The staying power of fiction

By Rhonda Dredge

Many events had already sold out for this year’s Melbourne Writers’ Festival within two weeks of them going on sale.

The rush to be literary has increased unabated since the first festival was staged more than 30 years ago in the Malthouse.

This year’s festival starts on August 25 and focuses on activism, politics and debate. Booksellers say that fiction plays a lesser role, perhaps because it does not lend itself to neat categories.

More than 200 thinkers, writers and artists will present on a range of themes, including those particularly relevant to the CBD – homelessness, the working week and art.

One of the treats the festival regularly offers is the chance to listen to the ideas of international historians who have the skills to put current debates into perspective.

Rutger Bregman, a 28-year-old journalist and historian from Holland, will give a free lecture on the Utopian dream of a universal basic income and a 15 hour week.

The first part of the dream is closer to realisation, according to statistics released in Dr Bregman’s book Utopia for Realists. The average homeless person in 2017 earns as much as a worker did in the 1950s and just 10 per cent of the world’s population now lives below the poverty line.
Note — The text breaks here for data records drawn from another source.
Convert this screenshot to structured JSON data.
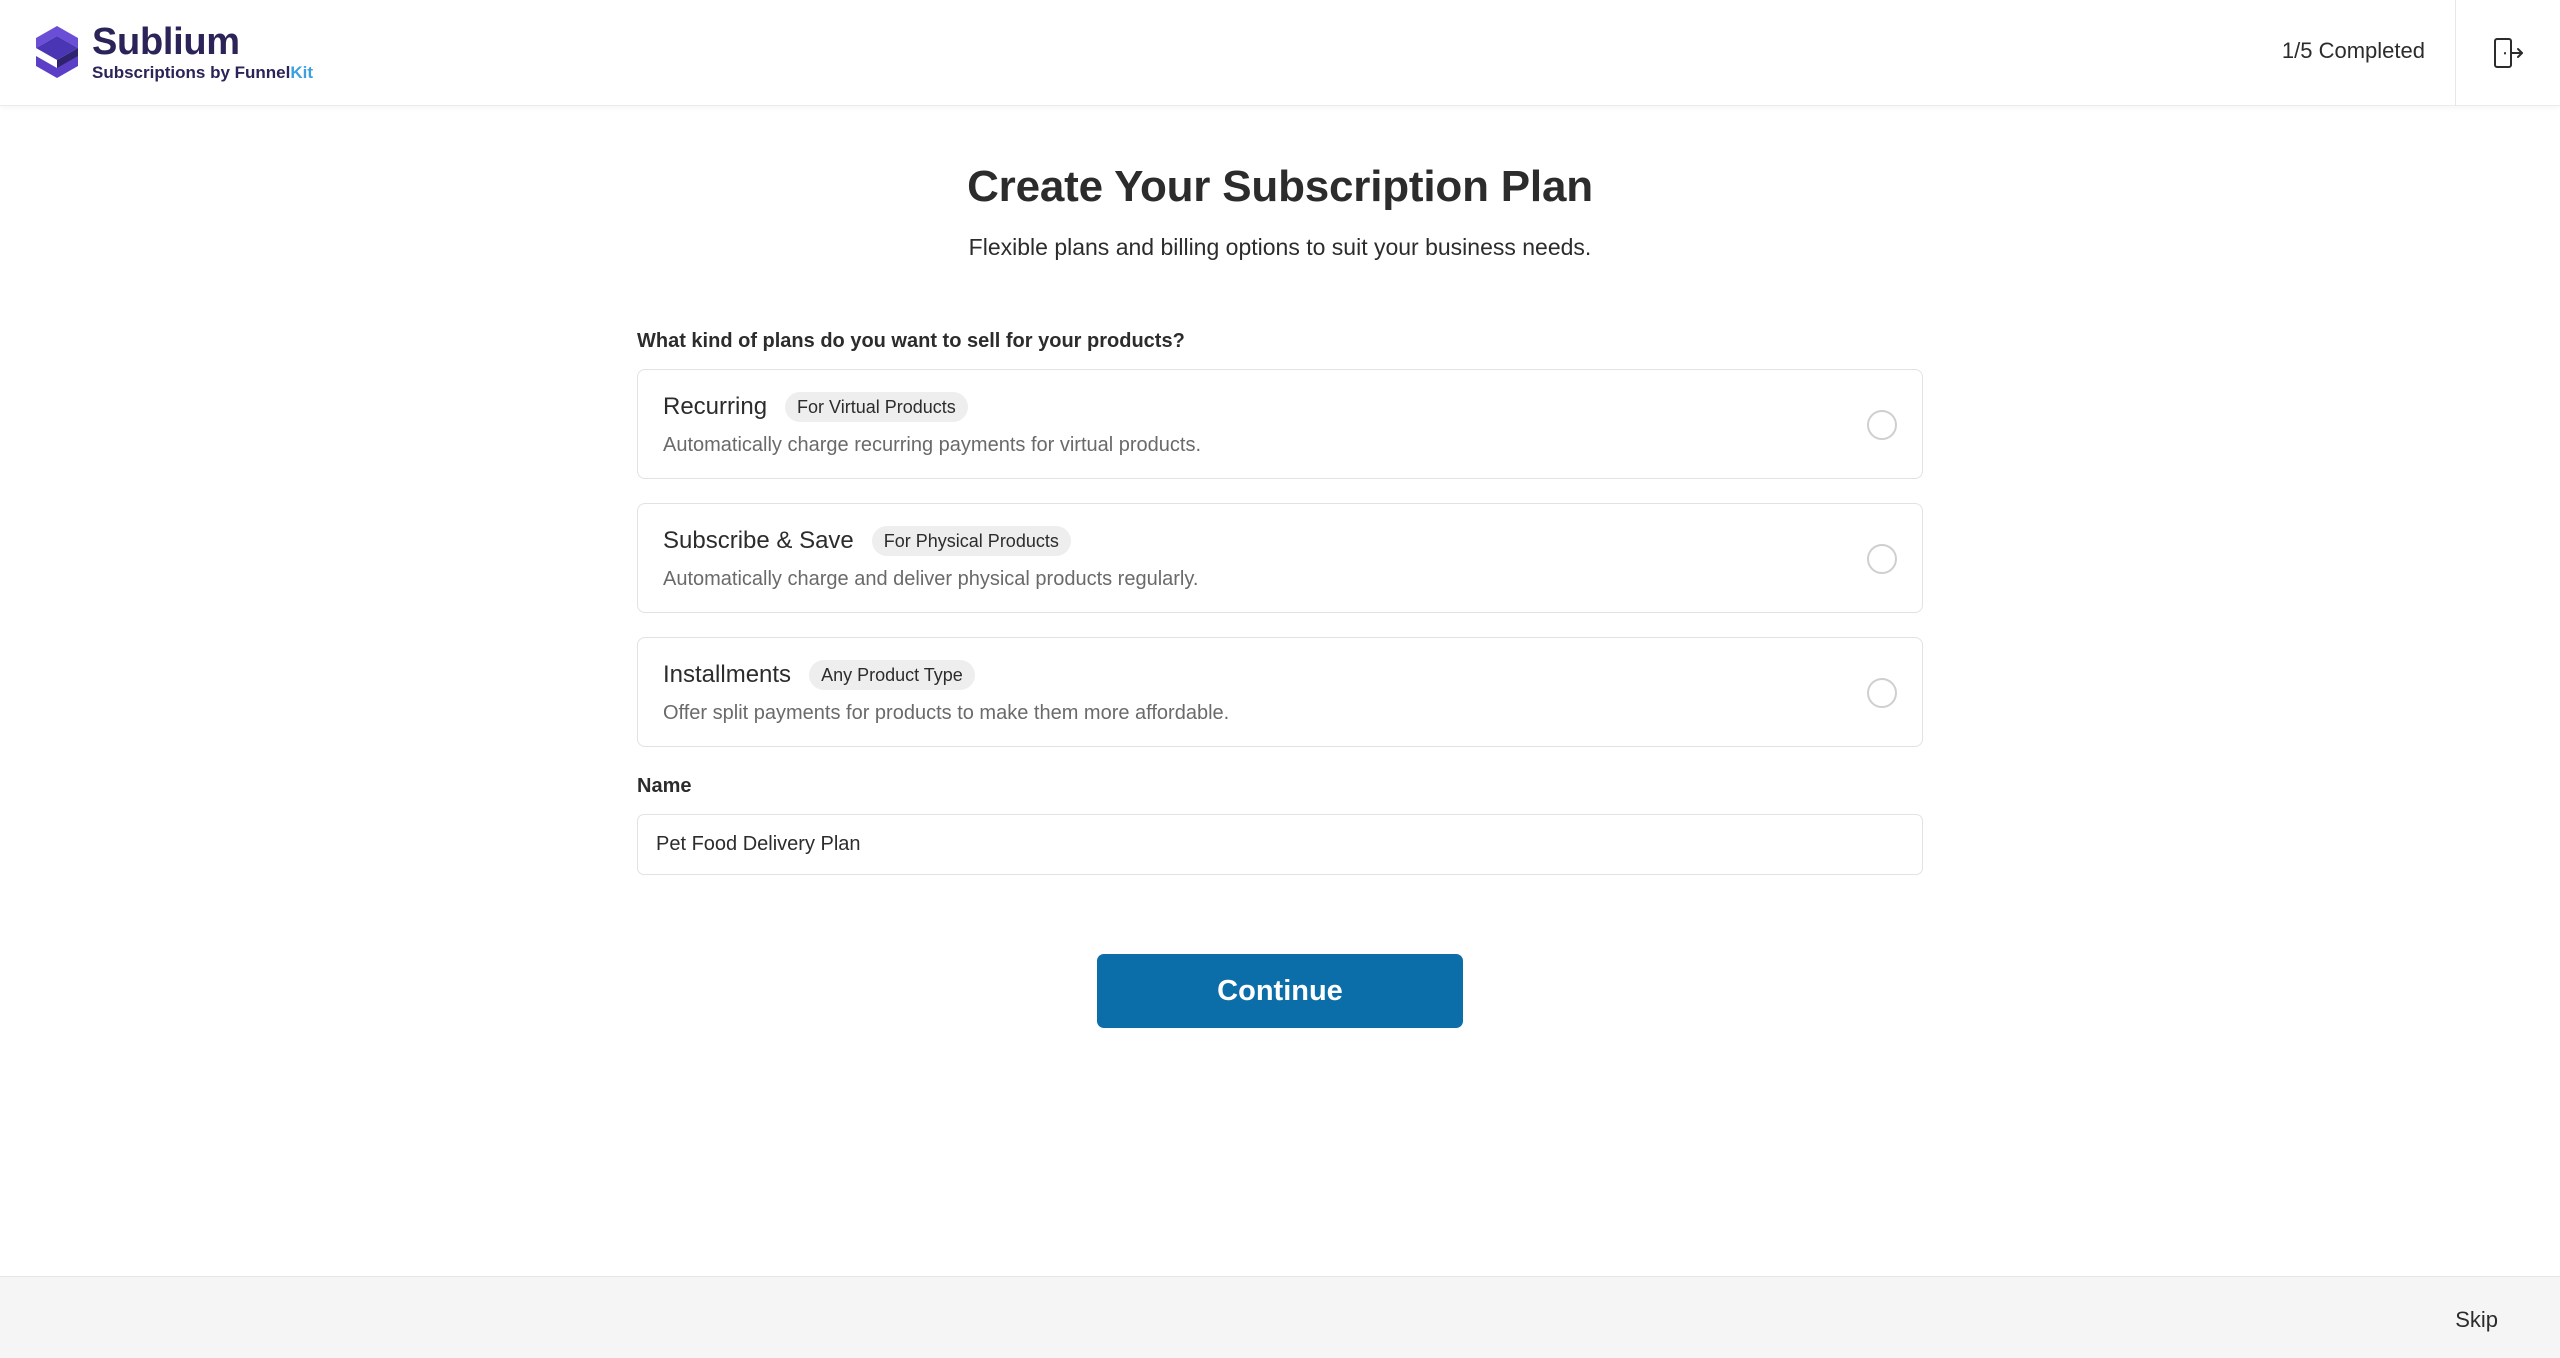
{
  "header": {
    "logo_title": "Sublium",
    "logo_sub_prefix": "Subscriptions by Funnel",
    "logo_sub_suffix": "Kit",
    "progress": "1/5 Completed",
    "exit_icon": "exit-icon"
  },
  "main": {
    "title": "Create Your Subscription Plan",
    "subtitle": "Flexible plans and billing options to suit your business needs.",
    "question": "What kind of plans do you want to sell for your products?",
    "options": [
      {
        "title": "Recurring",
        "badge": "For Virtual Products",
        "description": "Automatically charge recurring payments for virtual products.",
        "selected": false
      },
      {
        "title": "Subscribe & Save",
        "badge": "For Physical Products",
        "description": "Automatically charge and deliver physical products regularly.",
        "selected": false
      },
      {
        "title": "Installments",
        "badge": "Any Product Type",
        "description": "Offer split payments for products to make them more affordable.",
        "selected": false
      }
    ],
    "name_label": "Name",
    "name_value": "Pet Food Delivery Plan",
    "continue_label": "Continue"
  },
  "footer": {
    "skip_label": "Skip"
  },
  "colors": {
    "brand": "#2a2458",
    "brand_accent": "#3aa0e0",
    "primary_button": "#0b6ea8",
    "logo_purple": "#5b3fc7"
  }
}
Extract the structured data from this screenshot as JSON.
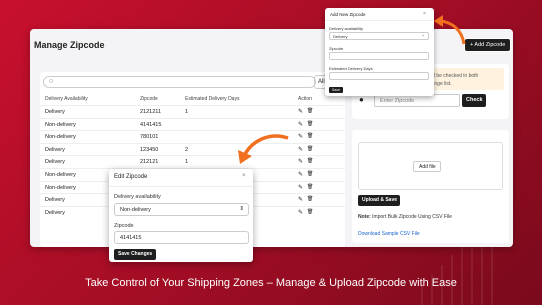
{
  "header": {
    "title": "Manage Zipcode",
    "add_label": "+ Add Zipcode"
  },
  "table": {
    "filter_label": "All",
    "columns": [
      "Delivery Availability",
      "Zipcode",
      "Estimated Delivery Days",
      "Action"
    ],
    "rows": [
      [
        "Delivery",
        "2121211",
        "1"
      ],
      [
        "Non-delivery",
        "4141415",
        ""
      ],
      [
        "Non-delivery",
        "780101",
        ""
      ],
      [
        "Delivery",
        "123450",
        "2"
      ],
      [
        "Delivery",
        "212121",
        "1"
      ],
      [
        "Non-delivery",
        "",
        ""
      ],
      [
        "Non-delivery",
        "",
        ""
      ],
      [
        "Delivery",
        "",
        ""
      ],
      [
        "Delivery",
        "",
        ""
      ]
    ]
  },
  "checker": {
    "warning_line1": "will be checked in both",
    "warning_line2": "Range list.",
    "placeholder": "Enter Zipcode",
    "check_label": "Check"
  },
  "upload": {
    "add_file_label": "Add file",
    "upload_label": "Upload & Save",
    "note_bold": "Note:",
    "note_text": "Import Bulk Zipcode Using CSV File",
    "csv_link": "Download Sample CSV File"
  },
  "add_popup": {
    "title": "Add New Zipcode",
    "close": "×",
    "availability_label": "Delivery availability",
    "availability_value": "Delivery",
    "zipcode_label": "Zipcode",
    "days_label": "Estimated Delivery Days",
    "save_label": "Save"
  },
  "edit_popup": {
    "title": "Edit Zipcode",
    "close": "×",
    "availability_label": "Delivery availability",
    "availability_value": "Non-delivery",
    "zipcode_label": "Zipcode",
    "zipcode_value": "4141415",
    "save_label": "Save Changes"
  },
  "tagline": "Take Control of Your Shipping Zones – Manage & Upload Zipcode with Ease",
  "icons": {
    "edit": "✎",
    "delete": "🗑",
    "pin": "●",
    "search": "○",
    "chevron": "⌃"
  },
  "colors": {
    "background": "#c8102e",
    "accent_arrow": "#f07020",
    "button": "#1e1e1e",
    "link": "#1a66cc"
  }
}
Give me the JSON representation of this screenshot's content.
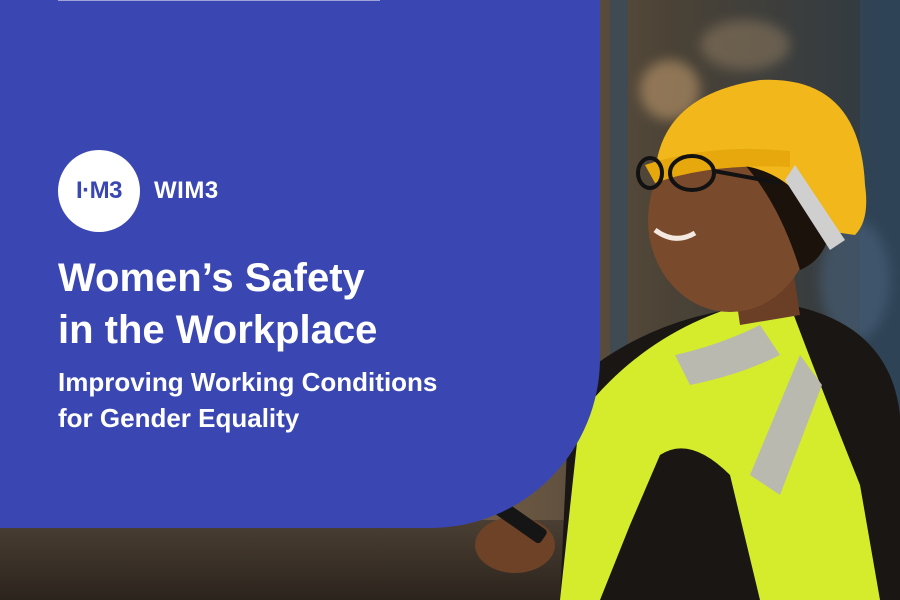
{
  "brand": {
    "badge_text": "I·M3",
    "name": "WIM3",
    "panel_color": "#3a47b3"
  },
  "headline": {
    "title_lines": [
      "Women’s Safety",
      "in the Workplace"
    ],
    "subtitle_lines": [
      "Improving Working Conditions",
      "for Gender Equality"
    ]
  },
  "photo": {
    "subject": "worker-in-hard-hat-and-safety-vest",
    "helmet_color": "#f2b81b",
    "vest_color": "#d8ef2a"
  }
}
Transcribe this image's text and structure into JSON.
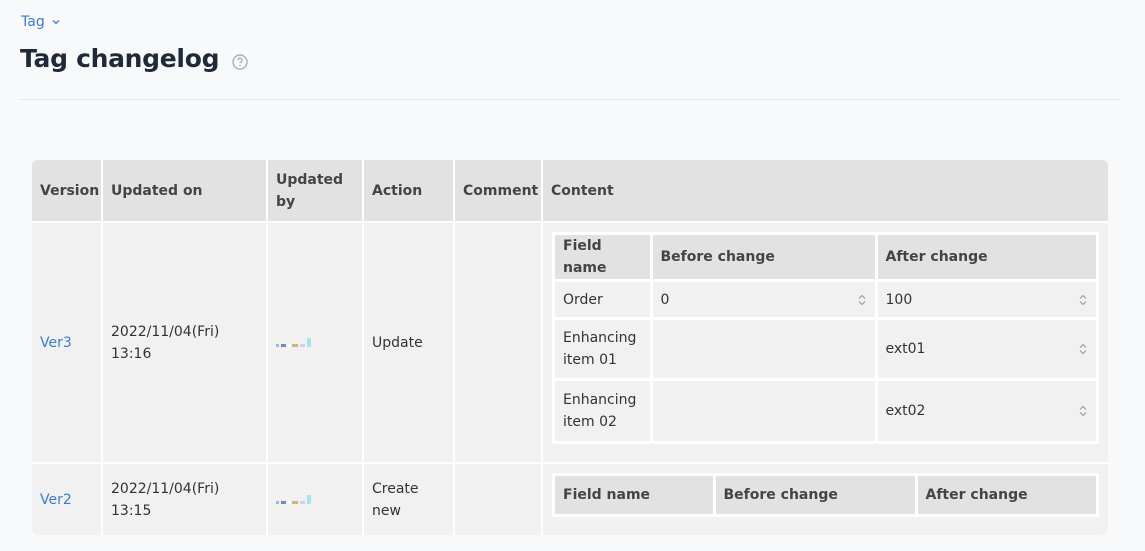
{
  "breadcrumb": {
    "label": "Tag"
  },
  "page": {
    "title": "Tag changelog"
  },
  "table": {
    "headers": {
      "version": "Version",
      "updated_on": "Updated on",
      "updated_by": "Updated by",
      "action": "Action",
      "comment": "Comment",
      "content": "Content"
    },
    "rows": [
      {
        "version": "Ver3",
        "date": "2022/11/04(Fri)",
        "time": "13:16",
        "action": "Update",
        "comment": "",
        "content": {
          "headers": {
            "field": "Field name",
            "before": "Before change",
            "after": "After change"
          },
          "rows": [
            {
              "field": "Order",
              "before": "0",
              "after": "100"
            },
            {
              "field_line1": "Enhancing",
              "field_line2": "item 01",
              "before": "",
              "after": "ext01"
            },
            {
              "field_line1": "Enhancing",
              "field_line2": "item 02",
              "before": "",
              "after": "ext02"
            }
          ]
        }
      },
      {
        "version": "Ver2",
        "date": "2022/11/04(Fri)",
        "time": "13:15",
        "action_line1": "Create",
        "action_line2": "new",
        "comment": "",
        "content": {
          "headers": {
            "field": "Field name",
            "before": "Before change",
            "after": "After change"
          }
        }
      }
    ]
  },
  "colors": {
    "accent": "#3a7bd5",
    "header_bg": "#e2e2e2",
    "cell_bg": "#f1f1f1"
  }
}
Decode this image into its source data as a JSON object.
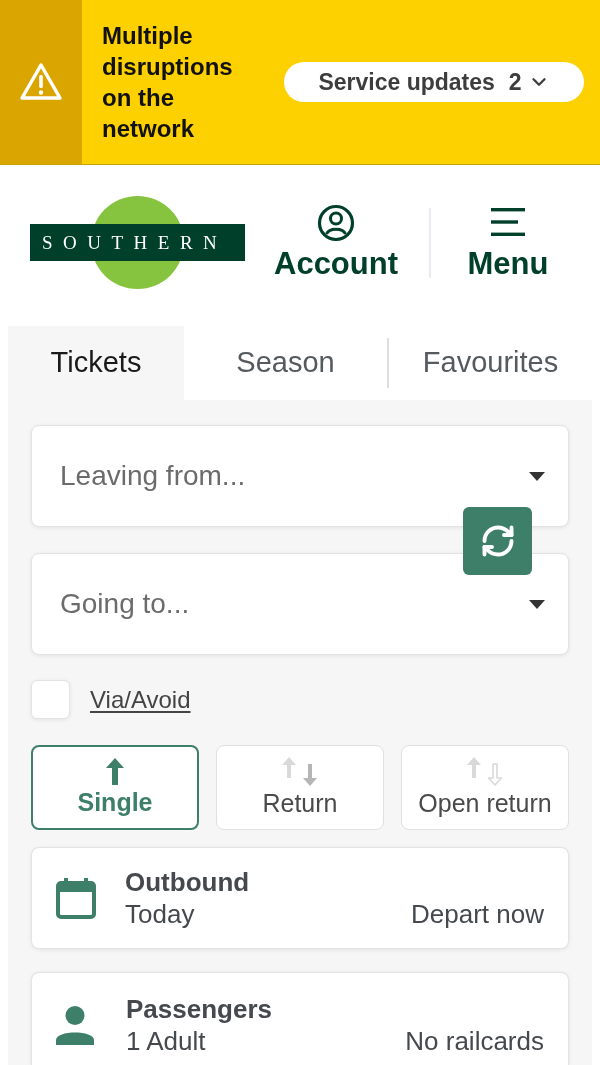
{
  "alert": {
    "message": "Multiple disruptions on the network",
    "updates_button": {
      "label": "Service updates",
      "count": "2"
    }
  },
  "header": {
    "logo": {
      "wordmark": "SOUTHERN"
    },
    "nav": [
      {
        "kind": "account",
        "label": "Account"
      },
      {
        "kind": "menu",
        "label": "Menu"
      }
    ]
  },
  "tabs": [
    {
      "label": "Tickets",
      "selected": true
    },
    {
      "label": "Season",
      "selected": false
    },
    {
      "label": "Favourites",
      "selected": false
    }
  ],
  "journey": {
    "from": {
      "placeholder": "Leaving from..."
    },
    "to": {
      "placeholder": "Going to..."
    }
  },
  "via_avoid": {
    "label": "Via/Avoid",
    "checked": false
  },
  "ticket_types": [
    {
      "kind": "single",
      "label": "Single",
      "selected": true
    },
    {
      "kind": "return",
      "label": "Return",
      "selected": false
    },
    {
      "kind": "open_return",
      "label": "Open return",
      "selected": false
    }
  ],
  "outbound": {
    "title": "Outbound",
    "date": "Today",
    "time": "Depart now"
  },
  "passengers": {
    "title": "Passengers",
    "summary": "1 Adult",
    "railcards": "No railcards"
  }
}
The book, which looks at the predictions of economist John Maynard Keynes, has sparked debate in Europe, particularly amongst those working longer hours than ever.

This year’s Stella prize-winner, Tasmanian author Heather Rose will talk about her novel The Museum of Modern Love, which tracks the influence of performance artist Marina Abramovic on the fictional characters who visit her.

Fiction works at a different level to debate in that it presents a thesis that a reader accepts on a provisional basis during the time it takes to complete the work.

Those who have sat in the empty chair opposite Abramovic during one of her performances will have a more intimate view of the healing capacity of the presence of an artist. She sits motionless at a table and stares into the eyes of her guest until he or she moves.

Rose explores the importance of art in terms of inspiration but also uses Abramovic’s approach as a metaphor for the fictional process in which a reader gets close up and personal with others without taking any emotional risks.

This aspect of reading can be overlooked by committees in the rush to cover a broad range of issues.

A session called The Dark Side of Womanhood with American writer Joyce Carol Oates promises to be challenging. Oates has written more than 40 novels over a life-time career.  Abramovic sat silently in the Musuem of Modern Art in New York for 75 days.

Melbourne Writers Festival, Federation Square, August 25 - September 3.